Health IT, Hospitals, Patient Engagement

Trends in healthcare: Giving access to doctor notes can stimulate patient engagement

The prospect of giving patients access to their doctors’ notes has been viewed with a […]

The prospect of giving patients access to their doctors’ notes has been viewed with a mixture of enthusiasm and angst both by doctors and patients. Patients who might welcome more information may also have concerns over the privacy of that information. Alternatively, doctors who want greater adherence from patients may also be concerned about how patients interpret their notes. But here’s the mystery: What will both sides do with the new information that may arise from more transparency?

A survey stemming from the Open Notes project — initiated in 2010 — showed that in the early days of transparency, there are limits to patients’ interest in this additional information, but there are also  benefits for those who relish the new transparency, according to a New England Journal of Medicine article

More than 100 primary care doctors at Beth Israel Deaconess Medical Center in Boston, Geisinger Health System in Northeast Pennsylvania, and Harborview Medical Center (a Seattle safety-net hospital), volunteered to invite 20,000 of their patients to read their notes securely online. Currently, 2 million patients have access to their doctors’ notes.

Disappointingly, only “a small minority” of these doctors’ patients used the portals. Still, the initial findings showed that after one year, four of five patients had read the notes. Many of them reported having better recall and understanding of their care plans and feeling more in control of their healthcare.  In what’s likely to resonate the most, two-thirds of patients who were taking medications reported improved adherence.

Doctors reported little effect on their work lives and were surprised by how few patients appeared troubled by what they read, according to the article.

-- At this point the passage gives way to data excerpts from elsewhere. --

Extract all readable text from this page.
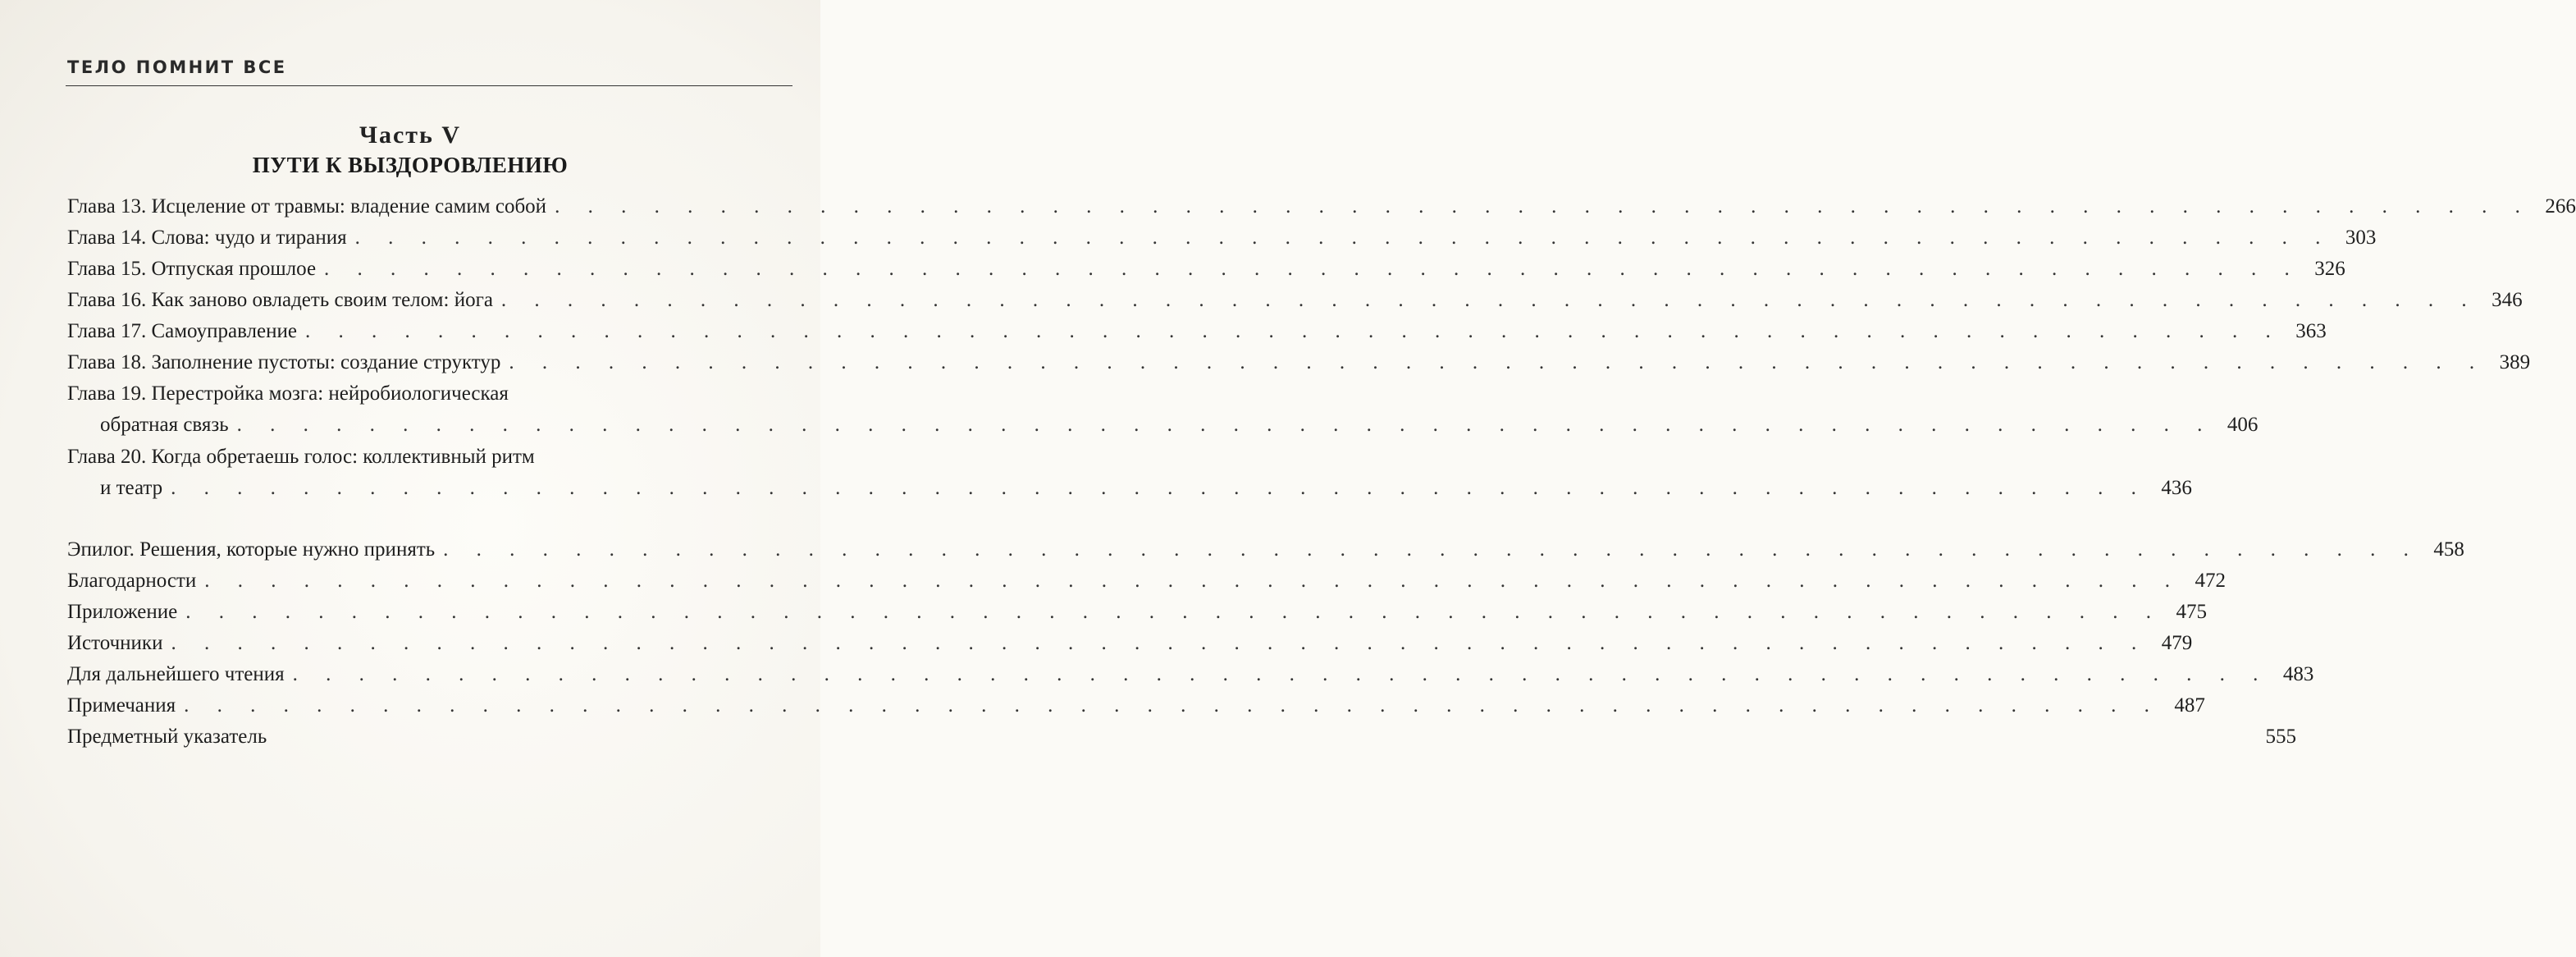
ТЕЛО ПОМНИТ ВСЕ
Часть V
ПУТИ К ВЫЗДОРОВЛЕНИЮ
Глава 13. Исцеление от травмы: владение самим собой . . . . . . . . . . . . . . . . . . . . . . . . . . . . . . . . . . . . . . . . . . . . . . . . . . . . . . . . . . . . 266
Глава 14. Слова: чудо и тирания . . . . . . . . . . . . . . . . . . . . . . . . . . . . . . . . . . . . . . . . . . . . . . . . . . . . . . . . . . . . 303
Глава 15. Отпуская прошлое . . . . . . . . . . . . . . . . . . . . . . . . . . . . . . . . . . . . . . . . . . . . . . . . . . . . . . . . . . . . 326
Глава 16. Как заново овладеть своим телом: йога . . . . . . . . . . . . . . . . . . . . . . . . . . . . . . . . . . . . . . . . . . . . . . . . . . . . . . . . . . . . 346
Глава 17. Самоуправление . . . . . . . . . . . . . . . . . . . . . . . . . . . . . . . . . . . . . . . . . . . . . . . . . . . . . . . . . . . . 363
Глава 18. Заполнение пустоты: создание структур . . . . . . . . . . . . . . . . . . . . . . . . . . . . . . . . . . . . . . . . . . . . . . . . . . . . . . . . . . . . 389
Глава 19. Перестройка мозга: нейробиологическая
обратная связь . . . . . . . . . . . . . . . . . . . . . . . . . . . . . . . . . . . . . . . . . . . . . . . . . . . . . . . . . . . . 406
Глава 20. Когда обретаешь голос: коллективный ритм
и театр . . . . . . . . . . . . . . . . . . . . . . . . . . . . . . . . . . . . . . . . . . . . . . . . . . . . . . . . . . . . 436
Эпилог. Решения, которые нужно принять . . . . . . . . . . . . . . . . . . . . . . . . . . . . . . . . . . . . . . . . . . . . . . . . . . . . . . . . . . . . 458
Благодарности . . . . . . . . . . . . . . . . . . . . . . . . . . . . . . . . . . . . . . . . . . . . . . . . . . . . . . . . . . . . 472
Приложение . . . . . . . . . . . . . . . . . . . . . . . . . . . . . . . . . . . . . . . . . . . . . . . . . . . . . . . . . . . . 475
Источники . . . . . . . . . . . . . . . . . . . . . . . . . . . . . . . . . . . . . . . . . . . . . . . . . . . . . . . . . . . . 479
Для дальнейшего чтения . . . . . . . . . . . . . . . . . . . . . . . . . . . . . . . . . . . . . . . . . . . . . . . . . . . . . . . . . . . . 483
Примечания . . . . . . . . . . . . . . . . . . . . . . . . . . . . . . . . . . . . . . . . . . . . . . . . . . . . . . . . . . . . 487
Предметный указатель	555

Although most of the doctors said they had not changed the tone or content of their notes, some said they changed the way they worded cases dealing with cancer, mental health, substance abuse and obesity. After the first year, 99 percent of the patients who responded to the survey said they wanted the access to their doctors’ notes about them to continue. About 85 percent  said access to physician notes would be important for their future choice of a provider.

To be clear, patients’ access to doctors’ notes  is generally limited to ambulatory care. Even though most survey respondents said they want access to inpatient notes, the authors conclude that offering this kind of access in acute care hospitals would be particularly complex, “since a patient’s status may fluctuate, multiple clinicians may offer opinions, and plans may change frequently.”